An RNA silencer is a drug made from a small piece of RNA (kind of like a DNA) that has been modified to make it more stable and be able to get into cells. They bind to a bigger type of RNA in cells called mRNAs and block mRNA function. That stops production of the viral proteins from the mRNA, blocking viral function.
TLR8 is a “pathogen associated molecular pattern” detector that detects foreign RNA once it gets into the cells (in a part of the uptake pathway called “endosomes”). It normally detects RNA from a pathogen and then triggers the immune system to fight the pathogen. An “agonist” is a molecule that binds to something and turns it on (vs. an “antagonist” that binds to something and turns it off). A TLR8 agonist is therefore a drug that binds to TLR8, turns it on, and triggers the immune response to attack HBV.
In a completely irrelevant but interesting note, TLR stands for “Toll Like Receptor”. TLRs are named after a German word that can be translated as “Cool!”. This is because the first member of the class was identified in studies with mutant fruit flies that looked interesting under a dissecting microscope. The researchers were German, and the lab director looked through the ‘scope and said “Cool!”.
VIR-2218 is an siRNA drug in phase II trials.
Selgantolimod is a TLR8 agonist in Phase II trials.

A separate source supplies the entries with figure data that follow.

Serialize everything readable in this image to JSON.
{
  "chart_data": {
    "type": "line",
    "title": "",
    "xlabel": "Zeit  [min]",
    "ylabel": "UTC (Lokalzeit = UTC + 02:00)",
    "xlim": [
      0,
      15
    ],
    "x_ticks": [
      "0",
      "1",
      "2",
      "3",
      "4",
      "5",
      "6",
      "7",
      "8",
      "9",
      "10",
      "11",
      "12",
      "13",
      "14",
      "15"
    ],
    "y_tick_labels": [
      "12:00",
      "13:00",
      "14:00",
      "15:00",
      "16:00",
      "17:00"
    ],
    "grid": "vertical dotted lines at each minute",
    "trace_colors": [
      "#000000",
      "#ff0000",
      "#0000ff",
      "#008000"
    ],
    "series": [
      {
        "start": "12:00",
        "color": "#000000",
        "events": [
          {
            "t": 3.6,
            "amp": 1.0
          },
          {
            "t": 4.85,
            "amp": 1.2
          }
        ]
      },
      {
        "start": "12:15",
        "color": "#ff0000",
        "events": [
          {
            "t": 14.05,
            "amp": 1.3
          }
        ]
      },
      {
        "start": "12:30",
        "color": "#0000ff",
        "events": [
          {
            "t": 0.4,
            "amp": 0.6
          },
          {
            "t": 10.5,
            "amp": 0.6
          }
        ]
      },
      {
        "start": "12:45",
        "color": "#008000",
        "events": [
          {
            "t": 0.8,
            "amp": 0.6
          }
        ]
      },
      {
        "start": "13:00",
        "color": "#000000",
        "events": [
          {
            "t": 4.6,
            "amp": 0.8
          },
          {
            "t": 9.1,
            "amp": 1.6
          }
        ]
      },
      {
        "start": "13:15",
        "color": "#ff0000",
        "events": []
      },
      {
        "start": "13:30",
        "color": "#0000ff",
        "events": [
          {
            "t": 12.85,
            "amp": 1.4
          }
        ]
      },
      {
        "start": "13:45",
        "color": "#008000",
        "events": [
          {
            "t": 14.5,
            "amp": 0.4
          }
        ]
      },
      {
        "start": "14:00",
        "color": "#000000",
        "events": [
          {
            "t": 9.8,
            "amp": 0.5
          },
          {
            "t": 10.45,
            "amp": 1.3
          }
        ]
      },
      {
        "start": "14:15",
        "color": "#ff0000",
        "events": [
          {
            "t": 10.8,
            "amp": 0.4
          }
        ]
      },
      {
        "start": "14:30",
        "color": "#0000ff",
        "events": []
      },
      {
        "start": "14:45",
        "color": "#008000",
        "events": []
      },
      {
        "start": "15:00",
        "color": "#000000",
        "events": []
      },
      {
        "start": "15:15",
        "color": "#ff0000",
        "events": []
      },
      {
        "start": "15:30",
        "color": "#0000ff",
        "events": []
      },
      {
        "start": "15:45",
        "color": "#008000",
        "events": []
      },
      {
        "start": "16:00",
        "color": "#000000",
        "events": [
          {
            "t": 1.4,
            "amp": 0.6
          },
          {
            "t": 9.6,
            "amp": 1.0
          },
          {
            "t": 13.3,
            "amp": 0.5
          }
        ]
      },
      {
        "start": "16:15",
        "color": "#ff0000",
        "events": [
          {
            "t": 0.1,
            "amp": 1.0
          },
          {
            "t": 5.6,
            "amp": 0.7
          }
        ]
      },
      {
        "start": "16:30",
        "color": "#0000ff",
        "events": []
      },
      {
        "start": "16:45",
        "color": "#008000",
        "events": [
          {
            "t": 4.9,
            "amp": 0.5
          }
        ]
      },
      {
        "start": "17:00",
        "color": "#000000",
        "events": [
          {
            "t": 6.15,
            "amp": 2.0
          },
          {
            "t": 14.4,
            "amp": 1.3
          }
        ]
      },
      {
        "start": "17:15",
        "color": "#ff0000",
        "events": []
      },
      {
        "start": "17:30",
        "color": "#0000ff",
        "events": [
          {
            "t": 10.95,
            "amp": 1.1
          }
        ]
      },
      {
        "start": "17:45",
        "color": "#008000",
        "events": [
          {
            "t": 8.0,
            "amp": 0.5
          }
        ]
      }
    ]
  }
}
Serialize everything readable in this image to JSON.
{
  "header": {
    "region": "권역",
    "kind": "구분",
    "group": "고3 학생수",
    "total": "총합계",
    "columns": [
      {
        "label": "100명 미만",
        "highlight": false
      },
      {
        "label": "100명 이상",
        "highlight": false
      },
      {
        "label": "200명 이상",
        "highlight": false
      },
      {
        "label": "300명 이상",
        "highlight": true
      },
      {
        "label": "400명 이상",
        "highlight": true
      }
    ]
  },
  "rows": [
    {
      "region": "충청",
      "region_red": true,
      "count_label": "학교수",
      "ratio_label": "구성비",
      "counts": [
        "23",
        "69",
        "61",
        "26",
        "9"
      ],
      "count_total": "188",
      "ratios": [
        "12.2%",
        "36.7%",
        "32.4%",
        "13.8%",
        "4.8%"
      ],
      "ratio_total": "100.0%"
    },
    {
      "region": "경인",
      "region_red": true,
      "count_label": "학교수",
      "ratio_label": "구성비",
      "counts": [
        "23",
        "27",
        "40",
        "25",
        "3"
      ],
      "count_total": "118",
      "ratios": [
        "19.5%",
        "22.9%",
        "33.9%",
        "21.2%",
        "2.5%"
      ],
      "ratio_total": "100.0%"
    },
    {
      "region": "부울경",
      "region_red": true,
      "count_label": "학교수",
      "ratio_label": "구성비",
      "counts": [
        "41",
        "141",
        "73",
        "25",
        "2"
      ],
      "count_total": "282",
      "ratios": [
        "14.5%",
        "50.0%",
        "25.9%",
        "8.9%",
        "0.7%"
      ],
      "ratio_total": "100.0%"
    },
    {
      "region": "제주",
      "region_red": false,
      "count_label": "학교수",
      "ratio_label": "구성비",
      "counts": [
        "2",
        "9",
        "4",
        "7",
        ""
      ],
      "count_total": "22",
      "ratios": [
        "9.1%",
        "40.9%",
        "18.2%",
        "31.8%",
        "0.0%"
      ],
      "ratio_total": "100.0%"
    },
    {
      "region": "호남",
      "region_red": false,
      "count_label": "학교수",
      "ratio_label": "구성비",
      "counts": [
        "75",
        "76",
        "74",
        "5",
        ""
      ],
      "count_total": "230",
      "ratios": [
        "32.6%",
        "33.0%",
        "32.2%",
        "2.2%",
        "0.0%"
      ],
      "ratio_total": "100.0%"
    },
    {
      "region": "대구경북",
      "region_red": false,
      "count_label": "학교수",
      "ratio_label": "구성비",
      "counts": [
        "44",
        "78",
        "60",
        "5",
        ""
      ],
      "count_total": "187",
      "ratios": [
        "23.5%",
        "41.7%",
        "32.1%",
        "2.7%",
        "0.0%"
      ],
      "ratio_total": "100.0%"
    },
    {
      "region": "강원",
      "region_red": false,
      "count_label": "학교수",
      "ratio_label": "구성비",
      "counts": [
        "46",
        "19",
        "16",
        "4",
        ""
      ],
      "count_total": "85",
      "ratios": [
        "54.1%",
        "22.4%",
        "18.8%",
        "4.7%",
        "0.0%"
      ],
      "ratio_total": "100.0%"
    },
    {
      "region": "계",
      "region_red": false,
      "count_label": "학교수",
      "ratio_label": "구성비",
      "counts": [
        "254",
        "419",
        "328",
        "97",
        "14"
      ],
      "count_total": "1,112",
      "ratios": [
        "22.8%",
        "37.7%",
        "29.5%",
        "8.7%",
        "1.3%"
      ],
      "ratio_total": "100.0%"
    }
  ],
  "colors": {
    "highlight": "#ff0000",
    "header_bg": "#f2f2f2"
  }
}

Combining an siRNA and a TLR8 agonist together in a combination therapy makes sense scientifically. The TLR8 agonist would help turn on the immune system, and the siRNA would help suppress viral replication and reduce the amount of HBV proteins in cells. That is important because some of the viral proteins partially block the immune system. Overall, this strategy focuses on ramping up the immune system to kill HBV infected cells. The risks with this strategy are that if the immune response becomes too vigorous a patient may get ill from killing too many HBV+ cells too fast. However, that does not seem to be very likely to happen as the problem with most siRNAs and the TLR8 drugs when given by themselves is that they did not attack the virus as hard as we had hoped (they worked, just not spectacularly). However, only clinical trials can really find out if a combination works in people.
Note that this is only one of the very many logical drug combinations being considered now.